Lost opportunities and reduced productivity may be as large as the ransom paid. In 2020, the average downtime from ransomware cost each business $283,000. The average ransom for all businesses combined was around $178,000, though small businesses paid a much lower amount, averaging $5900. Microsoft Digital Defense Report revealed that approximately 50% of ransomware attacks originated from Russia, Iran, China, and North Korea and are a significant source of cash for these nations.
But money is not the only important asset that cybercriminals seek. Many criminals steal the freedom and dignity of others, these are online sexual predators and human traffickers.
According to the Crimes Against Children Research Center 20 percent of US teenagers who regularly use the Internet report they have received an unwanted sexual solicitation through the Web. The UCast Studios December 23, 2020 podcast interviewed Sarah Siegand, co-founder of “Parents Who Fight”. The podcast discussed in depth how sexual predators are usually adults pretending to be teens on social media or gaming forums. Yet increasingly predators are teenagers from the same high school as their victims. Unless parents learn how to take precautions, they often find their teens have been sexual victims for months or years and are completely unaware of how to address these horrible situations their children are in.

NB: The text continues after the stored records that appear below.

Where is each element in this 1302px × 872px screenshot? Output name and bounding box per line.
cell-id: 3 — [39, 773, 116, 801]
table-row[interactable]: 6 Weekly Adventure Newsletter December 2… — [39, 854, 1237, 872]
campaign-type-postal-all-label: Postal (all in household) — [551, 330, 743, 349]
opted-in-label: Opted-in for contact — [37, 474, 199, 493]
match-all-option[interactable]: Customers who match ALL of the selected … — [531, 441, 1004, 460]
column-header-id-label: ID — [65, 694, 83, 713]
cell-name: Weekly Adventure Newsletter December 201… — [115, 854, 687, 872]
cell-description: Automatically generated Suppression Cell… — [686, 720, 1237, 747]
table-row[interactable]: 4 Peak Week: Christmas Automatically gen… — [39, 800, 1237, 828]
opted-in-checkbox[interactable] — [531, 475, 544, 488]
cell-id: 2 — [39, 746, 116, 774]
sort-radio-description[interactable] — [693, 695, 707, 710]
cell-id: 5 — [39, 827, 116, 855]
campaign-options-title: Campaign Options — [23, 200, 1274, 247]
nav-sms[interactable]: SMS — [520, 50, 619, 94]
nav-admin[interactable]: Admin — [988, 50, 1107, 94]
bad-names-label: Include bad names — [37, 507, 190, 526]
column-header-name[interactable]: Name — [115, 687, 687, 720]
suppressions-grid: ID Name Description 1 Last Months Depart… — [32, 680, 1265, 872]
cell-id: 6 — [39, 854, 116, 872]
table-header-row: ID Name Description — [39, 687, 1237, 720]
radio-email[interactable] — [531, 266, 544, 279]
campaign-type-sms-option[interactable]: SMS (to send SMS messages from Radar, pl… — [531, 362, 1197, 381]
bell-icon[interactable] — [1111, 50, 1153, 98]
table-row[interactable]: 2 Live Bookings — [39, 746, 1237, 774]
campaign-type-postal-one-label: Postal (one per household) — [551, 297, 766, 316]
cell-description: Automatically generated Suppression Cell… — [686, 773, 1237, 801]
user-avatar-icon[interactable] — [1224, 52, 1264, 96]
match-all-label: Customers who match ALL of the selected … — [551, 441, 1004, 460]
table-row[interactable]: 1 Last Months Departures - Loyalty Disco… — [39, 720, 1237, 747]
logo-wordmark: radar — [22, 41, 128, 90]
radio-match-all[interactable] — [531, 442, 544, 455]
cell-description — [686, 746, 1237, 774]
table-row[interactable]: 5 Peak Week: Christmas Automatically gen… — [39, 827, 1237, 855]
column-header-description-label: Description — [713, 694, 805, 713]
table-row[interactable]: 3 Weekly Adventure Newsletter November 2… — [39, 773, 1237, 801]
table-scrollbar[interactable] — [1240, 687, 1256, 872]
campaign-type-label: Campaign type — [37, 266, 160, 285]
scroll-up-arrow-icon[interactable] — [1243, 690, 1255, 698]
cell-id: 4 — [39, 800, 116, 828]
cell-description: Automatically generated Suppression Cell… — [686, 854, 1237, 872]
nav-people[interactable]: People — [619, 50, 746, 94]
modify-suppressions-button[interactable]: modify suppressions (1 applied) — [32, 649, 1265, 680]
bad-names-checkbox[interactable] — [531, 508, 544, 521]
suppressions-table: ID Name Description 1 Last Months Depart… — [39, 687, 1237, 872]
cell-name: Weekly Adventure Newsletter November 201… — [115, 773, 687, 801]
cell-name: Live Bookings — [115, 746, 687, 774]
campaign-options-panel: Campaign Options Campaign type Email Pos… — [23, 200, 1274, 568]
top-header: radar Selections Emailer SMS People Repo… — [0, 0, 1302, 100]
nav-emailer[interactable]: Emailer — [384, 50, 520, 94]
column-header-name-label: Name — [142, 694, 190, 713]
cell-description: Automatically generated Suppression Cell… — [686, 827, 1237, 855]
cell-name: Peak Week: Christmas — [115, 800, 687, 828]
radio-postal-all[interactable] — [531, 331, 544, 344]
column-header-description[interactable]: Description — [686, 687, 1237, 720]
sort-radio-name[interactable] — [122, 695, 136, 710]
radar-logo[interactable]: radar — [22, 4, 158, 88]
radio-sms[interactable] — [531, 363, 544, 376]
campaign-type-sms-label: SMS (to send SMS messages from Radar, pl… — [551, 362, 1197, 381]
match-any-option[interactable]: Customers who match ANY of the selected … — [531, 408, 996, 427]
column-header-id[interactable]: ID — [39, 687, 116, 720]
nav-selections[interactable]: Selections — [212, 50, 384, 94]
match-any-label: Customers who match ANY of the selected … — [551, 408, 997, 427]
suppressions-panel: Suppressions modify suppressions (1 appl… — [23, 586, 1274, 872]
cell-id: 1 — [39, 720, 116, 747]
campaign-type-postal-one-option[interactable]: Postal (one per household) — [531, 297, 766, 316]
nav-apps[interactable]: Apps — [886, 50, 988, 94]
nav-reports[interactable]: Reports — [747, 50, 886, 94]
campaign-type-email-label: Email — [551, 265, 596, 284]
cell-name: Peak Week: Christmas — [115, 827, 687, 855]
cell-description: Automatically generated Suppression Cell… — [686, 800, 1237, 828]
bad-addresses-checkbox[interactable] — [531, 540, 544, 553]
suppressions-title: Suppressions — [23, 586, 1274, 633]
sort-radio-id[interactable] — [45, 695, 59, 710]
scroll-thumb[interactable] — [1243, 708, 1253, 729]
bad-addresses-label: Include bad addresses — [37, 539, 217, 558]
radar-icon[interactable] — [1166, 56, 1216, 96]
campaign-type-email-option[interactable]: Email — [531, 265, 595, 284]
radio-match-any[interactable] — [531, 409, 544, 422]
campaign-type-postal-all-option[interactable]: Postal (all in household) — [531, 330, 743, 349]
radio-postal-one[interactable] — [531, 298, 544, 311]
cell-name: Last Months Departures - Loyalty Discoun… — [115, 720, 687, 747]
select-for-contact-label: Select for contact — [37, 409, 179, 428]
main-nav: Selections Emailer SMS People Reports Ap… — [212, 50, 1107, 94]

Those who have taken sexual exploitation to an even more terrifying level are the sex traffickers who use the Internet to do business. Worldwide, they have created an industry that generates an estimated $99 billion a year from 4.5 million people coerced into some form of sexual servitude. It is a form of modern-day slavery.

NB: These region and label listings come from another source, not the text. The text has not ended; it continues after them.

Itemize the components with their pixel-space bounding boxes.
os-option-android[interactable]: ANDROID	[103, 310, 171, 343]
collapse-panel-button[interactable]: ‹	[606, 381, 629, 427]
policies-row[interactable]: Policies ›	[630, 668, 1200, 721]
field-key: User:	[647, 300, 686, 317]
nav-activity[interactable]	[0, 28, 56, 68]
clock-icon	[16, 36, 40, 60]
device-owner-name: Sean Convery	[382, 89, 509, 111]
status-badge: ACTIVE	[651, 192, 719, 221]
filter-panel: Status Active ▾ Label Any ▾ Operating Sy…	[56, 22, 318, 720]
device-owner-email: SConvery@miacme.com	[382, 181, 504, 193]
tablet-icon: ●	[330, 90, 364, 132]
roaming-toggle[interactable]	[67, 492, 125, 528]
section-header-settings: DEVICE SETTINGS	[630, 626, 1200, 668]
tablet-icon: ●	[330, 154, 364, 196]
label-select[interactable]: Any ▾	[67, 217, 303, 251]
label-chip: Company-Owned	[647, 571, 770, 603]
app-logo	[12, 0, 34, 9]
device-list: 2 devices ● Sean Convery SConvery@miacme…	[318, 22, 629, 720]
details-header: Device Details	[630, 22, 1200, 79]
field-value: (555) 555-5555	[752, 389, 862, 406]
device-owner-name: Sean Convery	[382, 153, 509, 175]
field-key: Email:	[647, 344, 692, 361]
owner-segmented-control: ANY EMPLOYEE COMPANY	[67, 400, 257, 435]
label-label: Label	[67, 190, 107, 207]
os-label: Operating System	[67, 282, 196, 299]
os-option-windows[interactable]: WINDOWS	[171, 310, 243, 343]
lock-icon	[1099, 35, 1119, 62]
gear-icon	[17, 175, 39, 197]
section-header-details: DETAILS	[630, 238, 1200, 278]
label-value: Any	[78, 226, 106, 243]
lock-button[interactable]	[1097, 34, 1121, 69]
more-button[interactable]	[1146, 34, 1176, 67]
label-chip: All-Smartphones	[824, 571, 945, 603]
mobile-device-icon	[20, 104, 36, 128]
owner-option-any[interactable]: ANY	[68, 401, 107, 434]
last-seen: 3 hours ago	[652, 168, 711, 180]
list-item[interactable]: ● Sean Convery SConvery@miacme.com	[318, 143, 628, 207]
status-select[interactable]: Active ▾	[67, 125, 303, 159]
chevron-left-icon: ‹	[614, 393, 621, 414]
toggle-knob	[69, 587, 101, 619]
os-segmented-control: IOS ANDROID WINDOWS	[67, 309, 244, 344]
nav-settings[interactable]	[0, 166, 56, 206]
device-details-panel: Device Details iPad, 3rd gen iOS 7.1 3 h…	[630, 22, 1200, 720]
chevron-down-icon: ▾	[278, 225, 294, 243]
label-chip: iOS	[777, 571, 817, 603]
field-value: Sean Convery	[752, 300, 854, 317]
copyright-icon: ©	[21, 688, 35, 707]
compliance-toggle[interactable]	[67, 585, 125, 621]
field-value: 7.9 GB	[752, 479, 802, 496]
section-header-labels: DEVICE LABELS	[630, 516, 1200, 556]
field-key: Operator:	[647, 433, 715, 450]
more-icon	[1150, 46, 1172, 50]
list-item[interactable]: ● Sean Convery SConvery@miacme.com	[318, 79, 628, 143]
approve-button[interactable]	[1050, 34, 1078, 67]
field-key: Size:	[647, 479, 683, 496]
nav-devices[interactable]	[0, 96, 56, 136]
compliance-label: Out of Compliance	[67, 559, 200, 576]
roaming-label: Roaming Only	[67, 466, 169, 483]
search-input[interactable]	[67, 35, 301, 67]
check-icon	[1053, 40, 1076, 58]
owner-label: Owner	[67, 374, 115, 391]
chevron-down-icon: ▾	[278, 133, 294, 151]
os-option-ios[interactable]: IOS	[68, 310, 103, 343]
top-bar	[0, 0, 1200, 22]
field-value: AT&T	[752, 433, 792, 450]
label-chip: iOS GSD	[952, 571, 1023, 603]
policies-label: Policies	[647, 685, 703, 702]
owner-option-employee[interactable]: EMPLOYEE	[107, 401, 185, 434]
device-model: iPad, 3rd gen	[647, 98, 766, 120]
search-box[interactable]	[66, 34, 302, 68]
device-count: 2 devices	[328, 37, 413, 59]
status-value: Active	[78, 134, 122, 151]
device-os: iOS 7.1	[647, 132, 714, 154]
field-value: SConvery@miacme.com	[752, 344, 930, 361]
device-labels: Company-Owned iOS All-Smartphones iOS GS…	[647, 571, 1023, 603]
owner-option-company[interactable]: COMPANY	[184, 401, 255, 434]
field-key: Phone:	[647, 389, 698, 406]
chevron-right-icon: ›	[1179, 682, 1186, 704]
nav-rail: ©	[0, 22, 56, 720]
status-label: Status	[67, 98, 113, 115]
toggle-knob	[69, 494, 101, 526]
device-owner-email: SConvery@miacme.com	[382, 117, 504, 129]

The creation of more sophisticated anti-cybercrime software and the announcement of new security patches to computer operating systems have not improved Internet security. Encouraging computer users to make their passwords more complex and change them more often has not improved Internet security either. Losses in the trillions of dollars to cybercriminals and from careless data management are increasing. The premises of what made the Internet the universally popular tool that it is – the easy and lightning-fast connection to all data, where personal and financial information is stored in centralized data centers which ensure the Internet will remain broken. The current model cannot provide data security since security is not the top priority for the large institutions that dominate the Internet. For people, the business community, and government agencies dedicated to serving the public, a completely new and secure Internet needs to be built.